As above, can be very obvious to see, parsing completed soup, formed the key-value format of data, using Soup.title and other methods can be printed separately the content required. (#为打出内容)

There are other ways to do it.

 for  in Soup.find_all ('a'):    Print(link.get ('  href'))#  http://example.com/elsie# / http Example.com/lacie#  Http://example.com/tillie

Using foreach makes it easy to manipulate the child controls of a complex parent container. (#为打出内容)

The last part of the website is to remove all the contents of the page and display the contents directly. Methods are as follows

  

Print (Soup.get_text ()) # The dormouse ' s story ## The dormouse ' s story ## Once Upon a time there were three little sisters; and their names were # Elsie, # Lacie and # Tillie; # and They lived at the bottom for a well. ##  ...

It is also very convenient to directly put the content of the text out.

The above is a relatively simple use of beautifulsoup.

Python crawler---beautifulsoup (1)

Related Article

Contact Us

The content source of this page is from Internet, which doesn't represent Alibaba Cloud's opinion; products and services mentioned on that page don't have any relationship with Alibaba Cloud. If the content of the page makes you feel confusing, please write us an email, we will handle the problem within 5 days after receiving your email.
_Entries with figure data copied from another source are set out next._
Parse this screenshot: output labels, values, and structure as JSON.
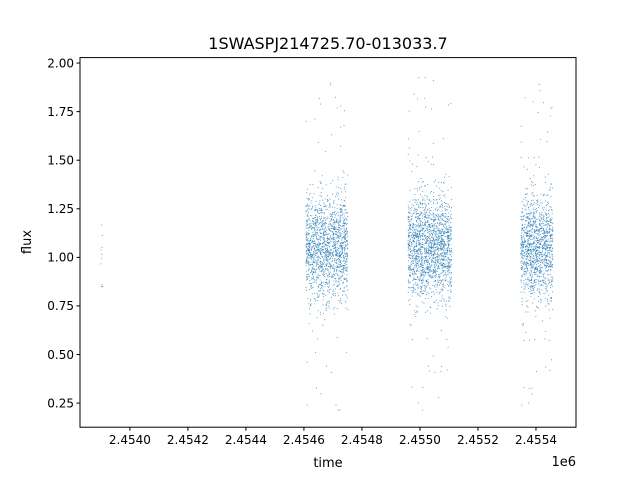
{
  "chart_data": {
    "type": "scatter",
    "title": "1SWASPJ214725.70-013033.7",
    "xlabel": "time",
    "ylabel": "flux",
    "x_offset_label": "1e6",
    "xlim": [
      2453828,
      2455538
    ],
    "ylim": [
      0.126,
      2.028
    ],
    "x_ticks": [
      2454000,
      2454200,
      2454400,
      2454600,
      2454800,
      2455000,
      2455200,
      2455400
    ],
    "x_tick_labels": [
      "2.4540",
      "2.4542",
      "2.4544",
      "2.4546",
      "2.4548",
      "2.4550",
      "2.4552",
      "2.4554"
    ],
    "y_ticks": [
      0.25,
      0.5,
      0.75,
      1.0,
      1.25,
      1.5,
      1.75,
      2.0
    ],
    "y_tick_labels": [
      "0.25",
      "0.50",
      "0.75",
      "1.00",
      "1.25",
      "1.50",
      "1.75",
      "2.00"
    ],
    "grid": false,
    "marker_color": "#1f77b4",
    "observing_seasons": [
      {
        "time_range": [
          2453900,
          2453906
        ],
        "flux_center": 1.0,
        "flux_range": [
          0.85,
          1.28
        ],
        "approx_points": 12
      },
      {
        "time_range": [
          2454607,
          2454752
        ],
        "flux_center": 1.05,
        "flux_range": [
          0.21,
          1.94
        ],
        "approx_points": 1500
      },
      {
        "time_range": [
          2454959,
          2455110
        ],
        "flux_center": 1.05,
        "flux_range": [
          0.21,
          1.93
        ],
        "approx_points": 1700
      },
      {
        "time_range": [
          2455348,
          2455459
        ],
        "flux_center": 1.05,
        "flux_range": [
          0.21,
          1.91
        ],
        "approx_points": 1200
      }
    ]
  }
}
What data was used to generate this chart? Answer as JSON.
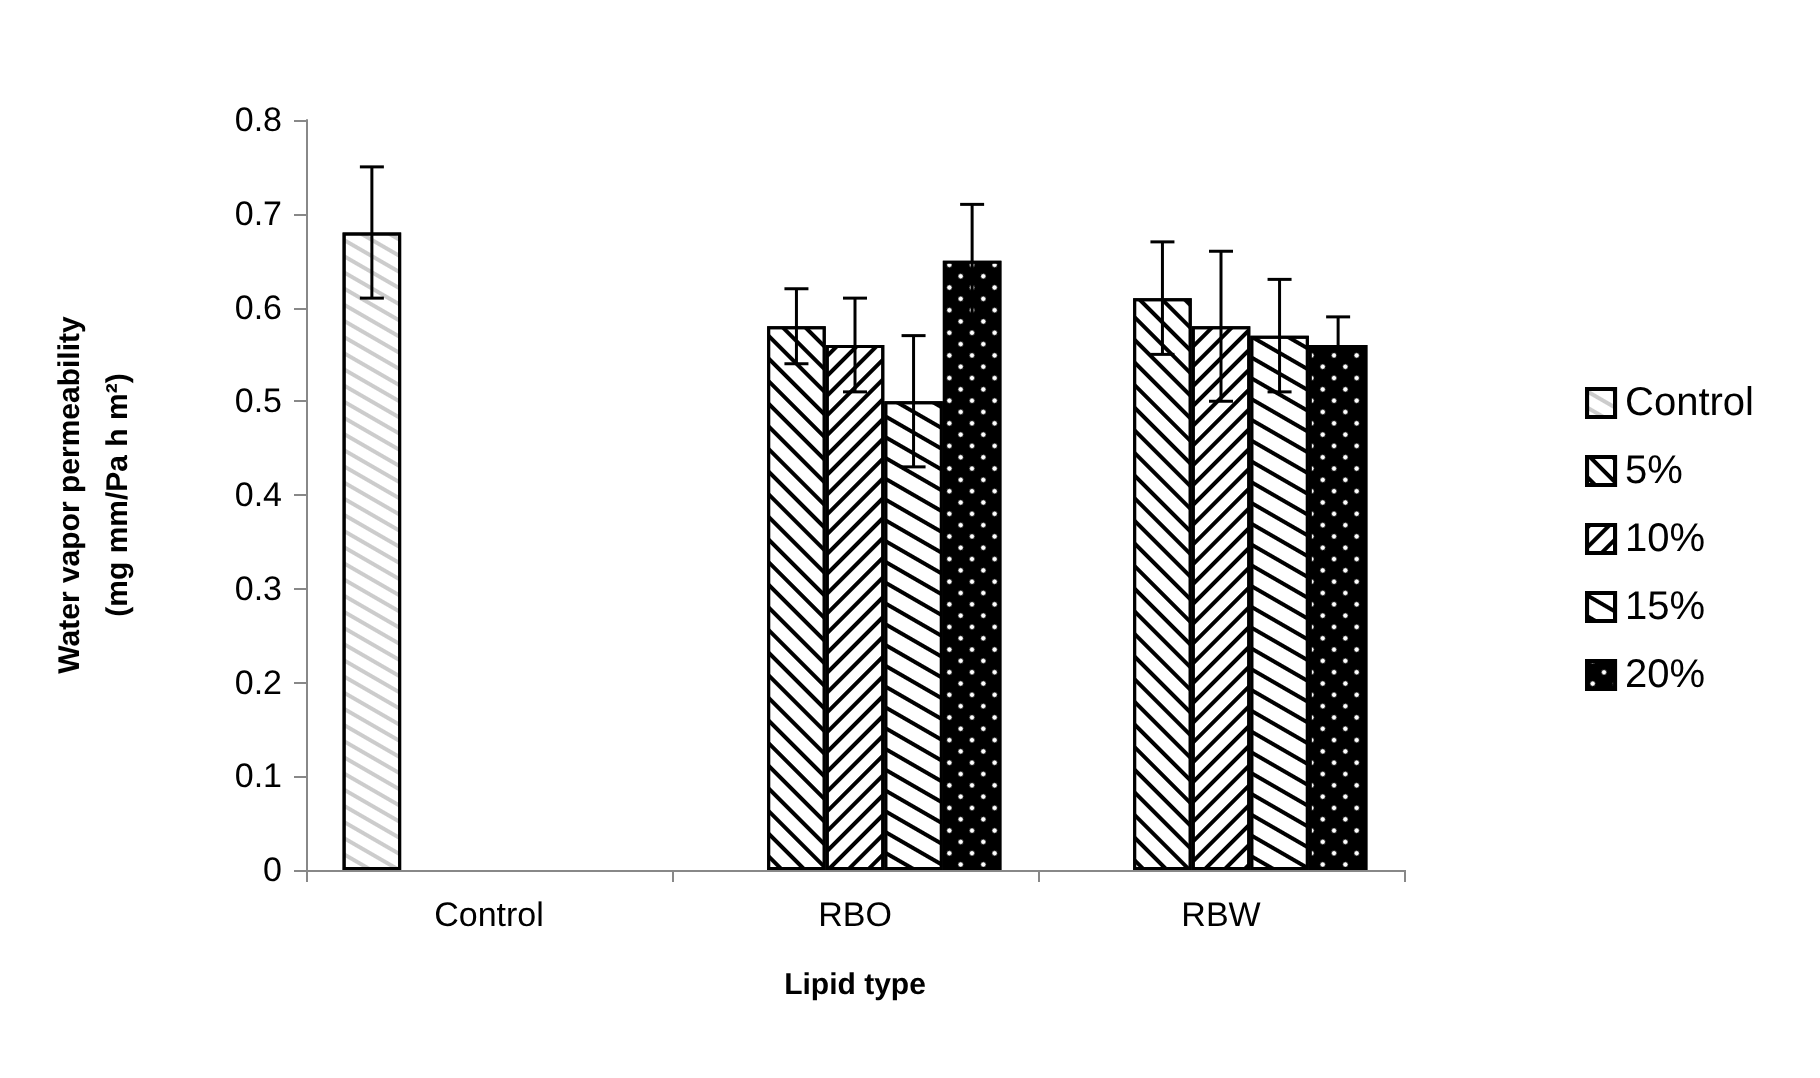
{
  "chart_data": {
    "type": "bar",
    "xlabel": "Lipid type",
    "ylabel": "Water vapor permeability\n(mg mm/Pa h m²)",
    "categories": [
      "Control",
      "RBO",
      "RBW"
    ],
    "series": [
      {
        "name": "Control",
        "color": "#ffffff",
        "values": [
          0.68,
          null,
          null
        ],
        "errors": [
          0.07,
          null,
          null
        ]
      },
      {
        "name": "5%",
        "color": "#ffffff",
        "values": [
          null,
          0.58,
          0.61
        ],
        "errors": [
          null,
          0.04,
          0.06
        ]
      },
      {
        "name": "10%",
        "color": "#ffffff",
        "values": [
          null,
          0.56,
          0.58
        ],
        "errors": [
          null,
          0.05,
          0.08
        ]
      },
      {
        "name": "15%",
        "color": "#ffffff",
        "values": [
          null,
          0.5,
          0.57
        ],
        "errors": [
          null,
          0.07,
          0.06
        ]
      },
      {
        "name": "20%",
        "color": "#000000",
        "values": [
          null,
          0.65,
          0.56
        ],
        "errors": [
          null,
          0.06,
          0.03
        ]
      }
    ],
    "ylim": [
      0,
      0.8
    ],
    "yticks": [
      0,
      0.1,
      0.2,
      0.3,
      0.4,
      0.5,
      0.6,
      0.7,
      0.8
    ],
    "grid": false,
    "legend": "right"
  }
}
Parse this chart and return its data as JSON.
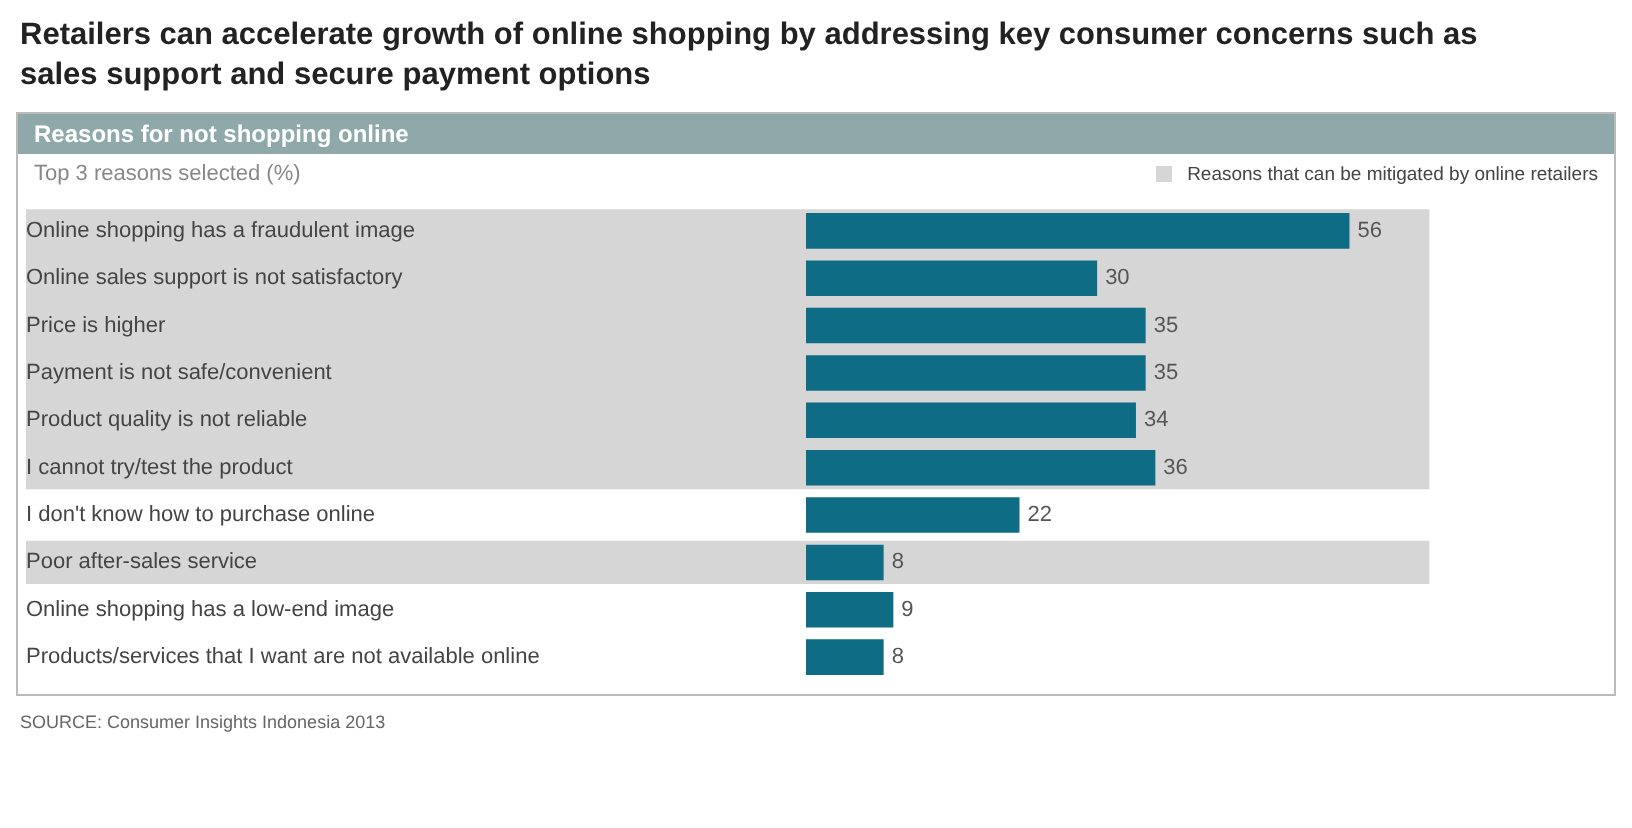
{
  "chart_data": {
    "type": "bar",
    "orientation": "horizontal",
    "title": "Retailers can accelerate growth of online shopping by addressing key  consumer concerns such as sales support and secure payment options",
    "subtitle": "Reasons for not shopping online",
    "xlabel": "Top 3 reasons selected (%)",
    "categories": [
      "Online shopping has a fraudulent image",
      "Online sales support is not satisfactory",
      "Price is higher",
      "Payment is not safe/convenient",
      "Product quality is not reliable",
      "I cannot try/test the product",
      "I don't know how to purchase online",
      "Poor after-sales service",
      "Online shopping has a low-end image",
      "Products/services that I want are not available online"
    ],
    "values": [
      56,
      30,
      35,
      35,
      34,
      36,
      22,
      8,
      9,
      8
    ],
    "color": "#0e6c84",
    "data_labels": true,
    "tick_labels": "y",
    "grid": false,
    "legend": "top right",
    "bands": [
      {
        "axis": "y",
        "from": "Online shopping has a fraudulent image",
        "to": "I cannot try/test the product",
        "label": "Reasons that can be mitigated by online retailers",
        "color": "#d6d6d6"
      },
      {
        "axis": "y",
        "from": "Poor after-sales service",
        "to": "Poor after-sales service",
        "label": null,
        "color": "#d6d6d6"
      }
    ],
    "annotations": [
      "SOURCE: Consumer Insights Indonesia 2013"
    ]
  }
}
If you find any instances of plagiarism from the community, please send an email to: info-contact@alibabacloud.com and provide relevant evidence. A staff member will contact you within 5 working days.

A Free Trial That Lets You Build Big!

Start building with 50+ products and up to 12 months usage for Elastic Compute Service

  • Sales Support

    1 on 1 presale consultation

  • After-Sales Support

    24/7 Technical Support 6 Free Tickets per Quarter Faster Response

  • Alibaba Cloud offers highly flexible support services tailored to meet your exact needs.